Sergio no entendía la razón por la que, de un día para otro, habían dejado de poder ir al pueblo. Solían ir casi todos los fines de semana. En verano a disfrutar del río y la playa, en otoño a coger castañas, en invierno a jugar con la nieve y en primavera a observar flores y pájaros. Pero ese año todo estaba revuelto.
Los mayores más pendientes que nunca de la tele y los periódicos y apenas iban a visitar a los abuelos. Cuando lo hacían, le recordaban que no se acercase mucho, que no los achuchase y que tampoco se quitase la mascarilla. Menos mal que, el día que habían ido a comprarlas, Sergio había elegido una de Batman y otra de Frozen. Al menos, ya que tenía que llevarlas porque tenía ya 8 años, eran de sus personajes favoritos.
Sus padres, viendo que Sergio estaba triste por no poder ir al pueblo, le explicaron los motivos. Desde hacía unos meses, todo el mundo vivía acechado por un enemigo llamado coronavirus que ya se había llevado la vida de muchas personas. Era algo nuevo y por eso los científicos aún no tenían del todo claro cómo se contagiaban las personas, cómo curarlas y cómo lograr tener una vacuna.
-Una vacuna como la del tétanos o la gripe que te pusieron hace un tiempo, cariño- le dijo su madre a Sergio.
Mientras la situación se iba controlando, el gobierno había decidido que las personas se moviesen lo mínimo posible para evitar contagiarse unas a otras. Entre otras cosas, para que en los hospitales y centros de salud pudiesen trabajar con tranquilidad atendiendo bien a todos los enfermos.
-No solo de esta enfermedad Sergio, sino también de otras que ya existían- le dijo su padre.
Se trataba de que, si las personas tenían que acabar en el hospital, hubiese espacio para todas y los médicos y enfermeros pudiesen atenderlos bien.

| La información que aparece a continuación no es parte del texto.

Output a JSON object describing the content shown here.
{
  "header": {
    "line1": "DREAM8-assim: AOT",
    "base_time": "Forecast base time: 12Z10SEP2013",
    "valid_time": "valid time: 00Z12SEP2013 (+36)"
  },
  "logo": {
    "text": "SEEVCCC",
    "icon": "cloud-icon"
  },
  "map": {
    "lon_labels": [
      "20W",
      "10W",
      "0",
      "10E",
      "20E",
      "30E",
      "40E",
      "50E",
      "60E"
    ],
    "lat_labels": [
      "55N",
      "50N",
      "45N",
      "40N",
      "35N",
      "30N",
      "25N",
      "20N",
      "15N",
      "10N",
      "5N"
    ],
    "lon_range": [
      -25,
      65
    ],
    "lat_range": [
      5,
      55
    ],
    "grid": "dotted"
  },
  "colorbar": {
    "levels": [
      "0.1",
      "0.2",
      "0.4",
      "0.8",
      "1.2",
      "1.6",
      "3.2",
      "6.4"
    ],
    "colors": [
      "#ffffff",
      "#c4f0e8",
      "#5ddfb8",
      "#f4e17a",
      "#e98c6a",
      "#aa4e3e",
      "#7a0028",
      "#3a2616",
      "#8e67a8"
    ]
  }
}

Por eso, solo se podía salir de la ciudad para ir a trabajar o al médico. No para ir al pueblo. Quien sí podía era la madre de un amigo de Sergio que se llamaba Ramón. Ella tenía un permiso especial porque iba dos veces a la semana a su casa del pueblo a llevar comida a su padre que vivía solo y era ya muy mayor. Tampoco podía haber en los bares tanta gente como antes para que pudiese haber espacio y ese maldito virus no pasase de unas personas a otras.
Con un poco de paciencia y usando palabras que él pudiese entender, Sergio comprendió muy rápido que todos tenían que hacer un esfuerzo. Y que quedarse en casa tampoco era tanto esfuerzo. Sobre todo porque tenían la suerte de tener cosas con las que entretenerse. La tele, la play, libros o discos de música. Y, sobre todo, porque tenían una casa en la que quedarse. Aún recordaba que el año pasado a la familia de un niño de su clase la habían echado de su piso por no poder pagar. Así que Sergio era bien consciente de que él era un niño afortunado.